Mutations in the GJB2 gene are the most common cause of prelingual, autosomal recessive, sensorineural hearing loss worldwide. Nevertheless, 10% to 50% of patients with prelingual nonsyndromic deafness only carry one mutation in the GJB2 gene. Recently a large 342 kb deletion named Δ(GJB6‐D13S1830) involving the GJB6 gene was reported in Spanish and French deafness patients, either in a homozygous state or in combination with a monoallelic GJB2 mutation. No data have been reported about the frequency of this mutation in central Europe. Thirteen Czech patients with prelingual nonsyndromic sensorineural deafness carrying only one pathogenic mutation in the GJB2 gene were tested for the presence of the Δ(GJB6‐D13S1830) mutation. One patient with a GJB2 mutation (313del14) also carried the Δ(GJB6‐D13S1830). This is the first reported Czech case, and probably also the first central European case, of prelingual deafness due to mutations involving both the GJB2 and GJB6 genes. In addition, the Δ(GJB6‐D13S1830) was not detected in 600 control chromosomes from Czech individuals with normal hearing. We show that in the Czech Republic the Δ(GJB6‐D13S1830) is not the second most common causal factor in deafness patients heterozygous for a single GJB2 mutation, and that Δ(GJB6‐D13S1830) is very rare in central Europe compared to reports from Spain, France and Israel.     
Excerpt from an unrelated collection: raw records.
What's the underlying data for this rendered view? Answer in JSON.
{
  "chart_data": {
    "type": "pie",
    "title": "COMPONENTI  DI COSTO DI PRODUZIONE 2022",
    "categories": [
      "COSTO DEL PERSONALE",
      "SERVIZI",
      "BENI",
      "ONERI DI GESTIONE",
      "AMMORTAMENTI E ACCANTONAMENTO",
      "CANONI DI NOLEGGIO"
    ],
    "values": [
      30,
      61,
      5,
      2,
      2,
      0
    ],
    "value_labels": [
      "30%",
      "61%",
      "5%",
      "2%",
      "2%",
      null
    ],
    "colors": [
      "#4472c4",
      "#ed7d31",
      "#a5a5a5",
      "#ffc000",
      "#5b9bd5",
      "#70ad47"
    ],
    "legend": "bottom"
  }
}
Novel form of X-linked nonsyndromic hearing loss with cochlear malformation caused by a mutation in the type IV collagen gene COL4A6

Hereditary hearing loss is the most common human sensorineural disorder. Genetic causes are highly heterogeneous, with mutations detected in >40 genes associated with nonsyndromic hearing loss, to date. Whereas autosomal recessive and autosomal dominant inheritance is prevalent, X-linked forms of nonsyndromic hearing impairment are extremely rare. Here, we present a Hungarian three-generation family with X-linked nonsyndromic congenital hearing loss and the underlying genetic defect. Next-generation sequencing and subsequent segregation analysis detected a missense mutation (c.1771G>A, p.Gly591Ser) in the type IV collagen gene COL4A6 in all affected family members. Bioinformatic analysis and expression studies support this substitution as being causative. COL4A6 encodes the alpha-6 chain of type IV collagen of basal membranes, which forms a heterotrimer with two alpha-5 chains encoded by COL4A5. Whereas mutations in COL4A5 and contiguous X-chromosomal deletions involving COL4A5 and COL4A6 are associated with X-linked Alport syndrome, a nephropathy associated with deafness and cataract, mutations in COL4A6 alone have not been related to any hereditary disease so far. Moreover, our index patient and other affected family members show normal renal and ocular function, which is not consistent with Alport syndrome, but with a nonsyndromic type of hearing loss. In situ hybridization and immunostaining demonstrated expression of the COL4A6 homologs in the otic vesicle of the zebrafish and in the murine inner ear, supporting its role in normal ear development and function. In conclusion, our results suggest COL4A6 as being the fourth gene associated with X-linked nonsyndromic hearing loss.